By continually providing Chinese authorities with requested information, Yahoo!, Inc.’s involvement in China has led to the imprisonment of several Chinese democratic reform supporters over the years. Wang Xiaoning, a citizen and resident of China, experienced this state of affairs first hand when the Chinese government sentenced him to ten years in prison and two additional years of removed political rights after he had published and circulated articles online supporting democratic reform in China and conversed with a “hostile” overseas organization. Xiaoning’s case against Yahoo!, Inc. made national headlines and the following Note, featured in the Vanderbilt Journal of Entertainment and Technology Law’s Fall 2008 issue (Vol. 11 No. 1) addresses the implications of this important decision. The abstract of the Note follows.

U.S.-based Internet Service Providers (ISPs) are faced with a dilemma when operating in countries with restrictive Internet speech laws: should they comply with these governments’ demands for personally identifying information of Internet dissidents or respect their own country’s dedication to free speech and refuse to comply? On behalf of Chinese dissidents who were imprisoned for violating Chinese speech laws, human rights advocates have invoked the Alien Tort Statute (ATS) in an attempt to hold ISPs accountable for their acquiescence with the Chinese government’s demands. This Note examines one such case, Xioning v. Yahoo! Inc., and ultimately concludes that, while the issues presented in the suit are important, the ATS is not the proper vehicle through which to address them.

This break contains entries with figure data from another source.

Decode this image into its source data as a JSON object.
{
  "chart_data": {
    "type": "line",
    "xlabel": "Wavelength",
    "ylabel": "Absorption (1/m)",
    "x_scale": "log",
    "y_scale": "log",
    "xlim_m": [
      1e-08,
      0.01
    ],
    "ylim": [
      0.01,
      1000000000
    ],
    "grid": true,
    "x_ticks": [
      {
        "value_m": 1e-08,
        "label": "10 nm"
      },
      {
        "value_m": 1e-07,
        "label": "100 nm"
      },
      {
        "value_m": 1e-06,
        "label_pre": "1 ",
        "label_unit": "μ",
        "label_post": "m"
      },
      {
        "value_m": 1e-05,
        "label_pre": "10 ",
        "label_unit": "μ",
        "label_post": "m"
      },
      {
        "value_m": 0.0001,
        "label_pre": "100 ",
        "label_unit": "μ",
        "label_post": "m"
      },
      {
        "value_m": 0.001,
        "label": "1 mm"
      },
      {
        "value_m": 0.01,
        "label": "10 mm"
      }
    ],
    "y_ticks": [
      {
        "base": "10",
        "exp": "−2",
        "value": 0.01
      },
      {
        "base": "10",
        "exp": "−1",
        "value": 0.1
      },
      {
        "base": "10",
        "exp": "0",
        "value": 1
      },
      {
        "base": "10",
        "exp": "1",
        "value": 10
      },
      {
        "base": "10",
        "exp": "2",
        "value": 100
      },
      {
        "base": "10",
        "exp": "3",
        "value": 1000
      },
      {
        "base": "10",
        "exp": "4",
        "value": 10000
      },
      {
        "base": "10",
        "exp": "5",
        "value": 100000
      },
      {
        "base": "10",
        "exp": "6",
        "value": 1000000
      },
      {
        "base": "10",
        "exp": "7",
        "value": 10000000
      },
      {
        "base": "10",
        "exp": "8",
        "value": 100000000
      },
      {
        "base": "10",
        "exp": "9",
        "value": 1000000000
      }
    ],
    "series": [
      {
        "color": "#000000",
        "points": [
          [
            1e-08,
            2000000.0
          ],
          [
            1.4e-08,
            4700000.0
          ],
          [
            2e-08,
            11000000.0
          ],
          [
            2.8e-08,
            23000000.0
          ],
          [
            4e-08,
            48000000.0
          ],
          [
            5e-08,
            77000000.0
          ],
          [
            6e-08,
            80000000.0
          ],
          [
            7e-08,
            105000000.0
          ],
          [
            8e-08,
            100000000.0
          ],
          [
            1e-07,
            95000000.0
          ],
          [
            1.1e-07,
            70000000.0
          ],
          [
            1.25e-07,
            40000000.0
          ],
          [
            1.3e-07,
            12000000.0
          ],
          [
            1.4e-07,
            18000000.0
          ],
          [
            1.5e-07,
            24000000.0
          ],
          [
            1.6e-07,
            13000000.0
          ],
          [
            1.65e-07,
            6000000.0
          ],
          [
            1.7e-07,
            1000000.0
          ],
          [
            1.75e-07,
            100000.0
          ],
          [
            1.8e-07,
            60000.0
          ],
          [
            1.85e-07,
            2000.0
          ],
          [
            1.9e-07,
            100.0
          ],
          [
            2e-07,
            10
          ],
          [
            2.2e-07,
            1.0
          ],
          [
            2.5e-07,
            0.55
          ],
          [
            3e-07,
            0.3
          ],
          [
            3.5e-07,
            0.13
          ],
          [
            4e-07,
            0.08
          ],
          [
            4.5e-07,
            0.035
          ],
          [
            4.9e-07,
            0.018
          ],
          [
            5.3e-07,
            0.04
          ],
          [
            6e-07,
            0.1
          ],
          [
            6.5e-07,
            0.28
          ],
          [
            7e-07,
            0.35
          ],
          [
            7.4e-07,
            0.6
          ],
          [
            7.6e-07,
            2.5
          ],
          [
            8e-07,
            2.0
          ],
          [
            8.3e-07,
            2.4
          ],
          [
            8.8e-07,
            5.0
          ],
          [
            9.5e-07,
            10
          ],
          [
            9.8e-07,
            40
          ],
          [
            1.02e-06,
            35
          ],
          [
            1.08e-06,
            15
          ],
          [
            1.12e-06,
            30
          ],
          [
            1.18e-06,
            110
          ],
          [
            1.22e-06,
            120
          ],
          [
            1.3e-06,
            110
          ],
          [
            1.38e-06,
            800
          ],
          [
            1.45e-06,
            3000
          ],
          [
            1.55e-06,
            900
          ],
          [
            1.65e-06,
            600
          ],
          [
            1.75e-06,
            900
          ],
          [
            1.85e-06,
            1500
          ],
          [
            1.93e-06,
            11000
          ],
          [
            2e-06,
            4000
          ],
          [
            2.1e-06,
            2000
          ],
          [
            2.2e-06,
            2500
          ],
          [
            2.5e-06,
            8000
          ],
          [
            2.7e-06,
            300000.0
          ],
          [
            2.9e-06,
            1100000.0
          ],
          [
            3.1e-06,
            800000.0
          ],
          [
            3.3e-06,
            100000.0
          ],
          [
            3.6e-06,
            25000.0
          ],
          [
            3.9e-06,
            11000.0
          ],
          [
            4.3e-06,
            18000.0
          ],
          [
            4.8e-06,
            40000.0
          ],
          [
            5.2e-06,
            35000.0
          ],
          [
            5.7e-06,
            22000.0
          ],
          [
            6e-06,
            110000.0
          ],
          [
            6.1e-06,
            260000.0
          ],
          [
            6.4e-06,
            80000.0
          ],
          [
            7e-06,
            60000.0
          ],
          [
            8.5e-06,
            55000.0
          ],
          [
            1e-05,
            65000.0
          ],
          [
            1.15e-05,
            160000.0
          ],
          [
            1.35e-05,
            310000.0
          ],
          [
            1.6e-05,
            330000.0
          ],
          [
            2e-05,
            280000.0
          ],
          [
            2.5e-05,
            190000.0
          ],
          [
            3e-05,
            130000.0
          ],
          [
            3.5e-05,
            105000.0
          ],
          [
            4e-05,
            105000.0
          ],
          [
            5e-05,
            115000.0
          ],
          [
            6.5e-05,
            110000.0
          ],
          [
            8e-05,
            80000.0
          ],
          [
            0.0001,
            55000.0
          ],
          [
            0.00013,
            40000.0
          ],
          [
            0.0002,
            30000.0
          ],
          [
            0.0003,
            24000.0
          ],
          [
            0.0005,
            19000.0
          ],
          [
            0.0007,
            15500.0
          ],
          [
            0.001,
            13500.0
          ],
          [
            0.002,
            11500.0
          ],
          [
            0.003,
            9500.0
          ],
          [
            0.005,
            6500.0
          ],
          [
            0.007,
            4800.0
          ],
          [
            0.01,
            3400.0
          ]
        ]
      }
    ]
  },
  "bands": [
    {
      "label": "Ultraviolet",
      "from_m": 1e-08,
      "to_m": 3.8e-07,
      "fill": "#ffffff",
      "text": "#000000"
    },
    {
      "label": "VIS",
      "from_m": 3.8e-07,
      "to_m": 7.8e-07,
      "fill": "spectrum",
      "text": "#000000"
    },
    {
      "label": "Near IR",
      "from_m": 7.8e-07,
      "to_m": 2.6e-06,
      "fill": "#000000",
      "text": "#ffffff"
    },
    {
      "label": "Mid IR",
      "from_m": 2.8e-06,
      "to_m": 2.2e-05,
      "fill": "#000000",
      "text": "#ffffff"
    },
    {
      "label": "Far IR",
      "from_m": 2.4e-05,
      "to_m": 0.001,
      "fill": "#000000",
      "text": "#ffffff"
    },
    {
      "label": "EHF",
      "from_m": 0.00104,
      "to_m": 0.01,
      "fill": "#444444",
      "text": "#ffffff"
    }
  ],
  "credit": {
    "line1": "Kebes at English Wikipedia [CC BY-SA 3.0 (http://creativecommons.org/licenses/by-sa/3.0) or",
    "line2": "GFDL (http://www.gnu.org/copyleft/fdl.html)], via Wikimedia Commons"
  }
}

The ATS, adopted in 1789, gives U.S. district courts original jurisdiction over civil actions by aliens for torts committed in violation of the law of nations or a treaty of the United States. In the Supreme Court’s latest holding on the ATS, Sosa v. Alvarez, the Court set a high bar regarding what constitutes a violation of the law of nations, demanding specificity and acceptance by the civilized world. Moreover, the Court encouraged judicial restraint in recognizing new international violations due to the potential implications for the foreign relations of the United States, a lack of clear legislative guidelines, and other considerations. After Sosa, it is uncertain whether China’s free speech restrictions and prolonged imprisonment would constitute violations of international norms with the degree of consensus required by the Sosa court, but the lack of certainty, along with the Court’s emphasis on judicial restraint, would weigh in favor of courts not recognizing such a cause of action. Additionally, it is uncertain whether there is aiding and abetting liability under the ATS, and even if there is, whether complying ISPs would be liable under modern aiding and abetting standards.

Ultimately, courts should not become clogged with litigation regarding the application of an inapplicable statute. Rather, Congress should model its response after legislation that successfully addresses the issue, such as aspects of the Global Online Freedom Act, and the Global Compact, and collaborate with other countries and organizations to adequately address the problems presented in suits like Xiaoning’s that are likely to arise in the future.